At 7:40, she got word that her test had cleared: negative. She took off down the hill towards the boat launch. She unstrapped her boat that she hadn’t been allowed to come into contact with. No boat adjustments today. It happened in such a flurry that she didn’t grab her water or her speed coach, a tool used to measure speed output. But she lined up. Her coach saw her at the start, “Oh yay, she made it!” He had no idea how narrow that margin had been for her. How between the start of her race and her sitting in the car into thinking she would not be racing was 20 minutes.
At the start, she was confused. She usually enjoys the first few strokes of a race — on Monday, she had to alert herself: “You’re racing. You’re racing.”
She had a strong first thousand meters. After the 1k, everything wore on her. Her technique slipped. Top 16/35 went onto time trial. She didn’t make it.
She did get her sports psychology moment-thanks to US Rowing and emerging mental health support from the USOPC. She realized that she was overstimulated mentally and understimulated physically without a proper warm-up physically. Mentally she realized she needed psych down. Usually, she’s just “ready”. Some athletes need to psych up before races, others psych down. It is individually specific.
Later she reflected, thinking how much would she have learned from not having things go wrong and theoretically posting a slightly faster time. “Some. How much was I able to learn from this? A whole lot.” It had to do with reassessing mental strategies and techniques to be present for racing and adaptable to where she needs to be physically and mentally in that moment.
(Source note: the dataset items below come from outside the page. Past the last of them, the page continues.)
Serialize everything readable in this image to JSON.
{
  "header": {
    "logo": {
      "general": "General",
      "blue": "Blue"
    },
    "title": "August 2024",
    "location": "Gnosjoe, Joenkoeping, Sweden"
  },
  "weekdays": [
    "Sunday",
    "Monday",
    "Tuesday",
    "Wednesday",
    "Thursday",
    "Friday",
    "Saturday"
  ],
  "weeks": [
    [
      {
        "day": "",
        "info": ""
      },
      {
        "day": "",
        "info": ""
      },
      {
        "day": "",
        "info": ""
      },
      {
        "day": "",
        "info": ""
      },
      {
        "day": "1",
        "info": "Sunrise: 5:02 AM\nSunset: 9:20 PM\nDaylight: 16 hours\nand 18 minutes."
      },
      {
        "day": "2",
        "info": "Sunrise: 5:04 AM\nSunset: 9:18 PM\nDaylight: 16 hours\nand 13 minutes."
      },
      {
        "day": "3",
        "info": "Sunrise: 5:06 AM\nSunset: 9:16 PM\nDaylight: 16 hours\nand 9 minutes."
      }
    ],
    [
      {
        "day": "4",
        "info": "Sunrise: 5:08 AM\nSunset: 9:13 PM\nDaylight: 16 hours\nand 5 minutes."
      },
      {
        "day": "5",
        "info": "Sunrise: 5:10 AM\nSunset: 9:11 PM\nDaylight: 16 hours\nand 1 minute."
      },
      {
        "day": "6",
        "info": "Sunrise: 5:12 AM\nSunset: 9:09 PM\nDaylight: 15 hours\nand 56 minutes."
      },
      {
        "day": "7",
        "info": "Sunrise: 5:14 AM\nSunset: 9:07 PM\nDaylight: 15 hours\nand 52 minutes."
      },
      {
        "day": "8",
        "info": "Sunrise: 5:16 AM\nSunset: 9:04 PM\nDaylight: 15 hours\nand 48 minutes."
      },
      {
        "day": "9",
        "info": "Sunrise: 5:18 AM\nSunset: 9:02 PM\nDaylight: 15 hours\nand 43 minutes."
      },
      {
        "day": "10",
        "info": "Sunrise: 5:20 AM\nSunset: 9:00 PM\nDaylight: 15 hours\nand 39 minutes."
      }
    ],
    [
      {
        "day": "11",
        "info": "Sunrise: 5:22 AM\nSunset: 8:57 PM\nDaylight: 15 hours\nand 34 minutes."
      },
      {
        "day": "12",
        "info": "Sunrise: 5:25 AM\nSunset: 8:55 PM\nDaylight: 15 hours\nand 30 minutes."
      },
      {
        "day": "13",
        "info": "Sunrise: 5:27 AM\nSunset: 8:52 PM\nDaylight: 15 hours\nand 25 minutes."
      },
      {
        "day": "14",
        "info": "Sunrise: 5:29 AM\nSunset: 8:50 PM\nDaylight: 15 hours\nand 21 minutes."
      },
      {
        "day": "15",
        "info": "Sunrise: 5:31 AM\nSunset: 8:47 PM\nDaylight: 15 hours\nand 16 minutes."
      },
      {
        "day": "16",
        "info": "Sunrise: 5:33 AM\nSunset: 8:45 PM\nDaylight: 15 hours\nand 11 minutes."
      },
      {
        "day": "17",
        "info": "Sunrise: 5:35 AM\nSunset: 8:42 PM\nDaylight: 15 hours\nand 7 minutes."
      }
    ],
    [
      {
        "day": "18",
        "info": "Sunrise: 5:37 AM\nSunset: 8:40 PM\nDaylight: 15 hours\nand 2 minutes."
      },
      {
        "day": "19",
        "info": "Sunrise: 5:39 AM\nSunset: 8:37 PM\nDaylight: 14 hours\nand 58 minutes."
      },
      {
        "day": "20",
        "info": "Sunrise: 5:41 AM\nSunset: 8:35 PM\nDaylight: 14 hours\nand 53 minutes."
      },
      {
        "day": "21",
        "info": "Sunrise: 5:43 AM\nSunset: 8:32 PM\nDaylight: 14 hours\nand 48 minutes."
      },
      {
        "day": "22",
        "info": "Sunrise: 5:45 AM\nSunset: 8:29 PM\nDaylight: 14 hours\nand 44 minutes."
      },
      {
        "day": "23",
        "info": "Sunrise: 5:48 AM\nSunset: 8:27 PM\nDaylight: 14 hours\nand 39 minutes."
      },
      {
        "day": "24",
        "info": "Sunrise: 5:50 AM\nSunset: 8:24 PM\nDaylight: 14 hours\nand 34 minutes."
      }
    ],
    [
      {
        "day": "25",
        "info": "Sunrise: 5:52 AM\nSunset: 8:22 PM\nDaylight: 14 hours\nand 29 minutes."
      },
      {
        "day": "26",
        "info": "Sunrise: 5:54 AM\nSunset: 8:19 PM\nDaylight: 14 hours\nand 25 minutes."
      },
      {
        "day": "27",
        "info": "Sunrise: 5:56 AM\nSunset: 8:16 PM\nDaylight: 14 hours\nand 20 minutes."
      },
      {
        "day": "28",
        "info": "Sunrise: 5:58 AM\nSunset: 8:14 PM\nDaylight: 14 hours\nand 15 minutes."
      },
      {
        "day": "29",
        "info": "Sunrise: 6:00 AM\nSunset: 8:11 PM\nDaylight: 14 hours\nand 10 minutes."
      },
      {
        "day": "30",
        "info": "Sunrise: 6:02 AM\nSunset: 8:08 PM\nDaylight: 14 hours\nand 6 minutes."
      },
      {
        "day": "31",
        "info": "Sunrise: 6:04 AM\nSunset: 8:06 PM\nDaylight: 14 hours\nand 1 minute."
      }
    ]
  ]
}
*PCR stands for Polymerase Chain Reaction. It is a laboratory technique to make 1million-1billion copies of genetic material (in the case of COVID, RNA). Mayo has an in-depth but accessible description here. PCR is most accurate in determining earlier cases. There are thresholds of the genetic material load. It is possible to get an “inconclusive” result if the amount of amplified genetic material hasn’t passed the threshold for positive, but is still somewhat present.